Six prévenus, dont l'ancien sergent Nicolas Vizioz, auteur des tirs ayant blessé 16 personnes lors d'une démonstration du 3e RPIMa de Carcassonne, le 29 juin 2008, comparaissent de nouveau, jeudi, devant la cour d'appel de Montpellier.
Cette audience intervient après un appel du parquet qui souhaite établir "un deuxième examen purement juridique de la chaîne des responsabilités ayant conduit à ce drame", a expliqué à l'AFP le substitut général Joël Garrigues.
"Ce sera une audience de droit", a-t-il prévenu.
Le 14 mai, la chambre militaire du tribunal correctionnel de Montpellier avait condamné l'ex-sergent Vizioz à deux ans de prison avec sursis. Un jugement qualifié par les avocats de décision "d'apaisement, de réconciliation".
Nicolas Vizioz, un ancien du groupement des commandos parachutistes (GCP) de 33 ans, a été reconnu coupable d'avoir ouvert le feu sur le public le 29 juin 2008 avec une arme chargée à la fois de balles réelles et de balles à blanc, lors des journées portes ouvertes du 3e Régiment de parachutistes d'infanterie de marine.
Les magistrats ont également infligé six mois avec sursis, sans inscription au casier judiciaire, à l'ex-lieutenant Christophe Allard et à l'ex-capitaine Hugues Bonningues.
En revanche, la cour a relaxé le lieutenant-colonel Jean-Baptiste Pothier, l'ex-lieutenant-colonel Lionel Peyre ainsi que le patron de l'unité à l'époque, l'ex-colonel Frédéric Merveilleux du Vignaux, au terme de trois journées d'audience au cours desquelles les prévenus avaient montré émotion et repentance.
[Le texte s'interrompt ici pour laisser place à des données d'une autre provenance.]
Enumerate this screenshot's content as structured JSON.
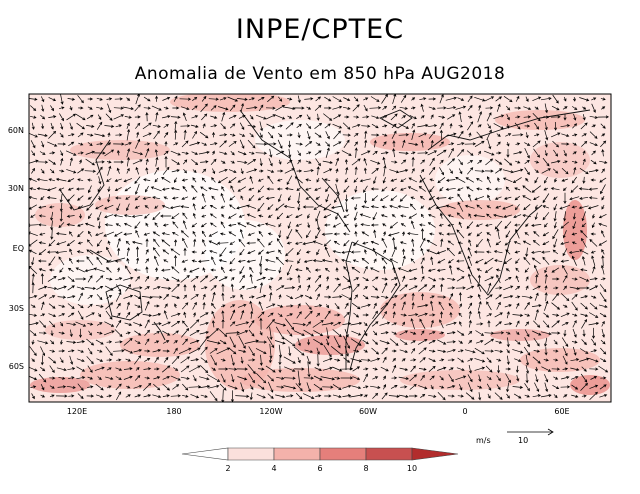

Mais si aux yeux du parquet, le principal coupable est bien M. Vizioz, il y a aussi eu un enchaînement de responsabilités imputables à la hiérarchie.
La justice veut comprendre les erreurs d'une "pratique institutionnalisée" et du "laxisme"
C'est en ce sens qu'en mai le procureur Damien Kincher a requis un an de prison avec sursis contre MM. Allard et Bonningues, ainsi que six mois de prison assortis du sursis à l'encontre de MM. Peyre et de Merveilleux du Vignaux.
Le procureur a juste refusé de trancher le cas du lieutenant-colonel Pothier, laissant le tribunal décider de sa culpabilité, précisant que s'il devait opter pour le oui, lui demandait deux mois avec sursis.
Le 29 juin 2008, la démonstration tourne au drame
Le sergent Nicolas Vizioz avait ouvert le feu lors d'une démonstration de libération d'otages. Dans les fumigènes, visant un faux sniper devant le public, il n'avait pas réalisé qu'il tirait un mélange de balles à blanc et de balles réelles.
C'est ce sergent très expérimenté qui avait lui-même chargé son fusil d'assaut, pourtant doté d'un BTB (bouchon de tir à blanc). Il a été révoqué sans droit à la retraite après les faits.
Sur le plan disciplinaire, Peyre et Merveilleux du Vignaux ont écopé de 30 jours d'arrêt, tout comme Bonningues radié des cadres en 2010. Allard a lui pris 20 jours mais a démissionné. Enfin Pothier n'a pas été sanctionné par l'armée.
L'audience en première instance n'a pas permis de comprendre les raisons de l'erreur du sergent Vizioz. Elle a en revanche mis au centre du drame un certain laxisme dans le fonctionnement de cette unité engagée régulièrement dans les opérations extérieures, en Afrique ou en Afghanistan.
A titre d'exemple, les GCP, l'élite du 3e RPIMa (20 soldats sur 1.200), avaient pris l'habitude de soustraire et de conserver en dépit des règlements et des notes de l'état-major des munitions pour les exercices et préparer les engagements. Il s'agissait par exemple d'essayer les armes juste avant de partir en opération.
Selon M. Bonningues, désormais ingénieur civil de la direction de l'armement, "la pratique était institutionnalisée partout", et beaucoup de monde savait. "Cela permettait d'échapper à la lourdeur administrative", avait confirmé le lieutenant Allard.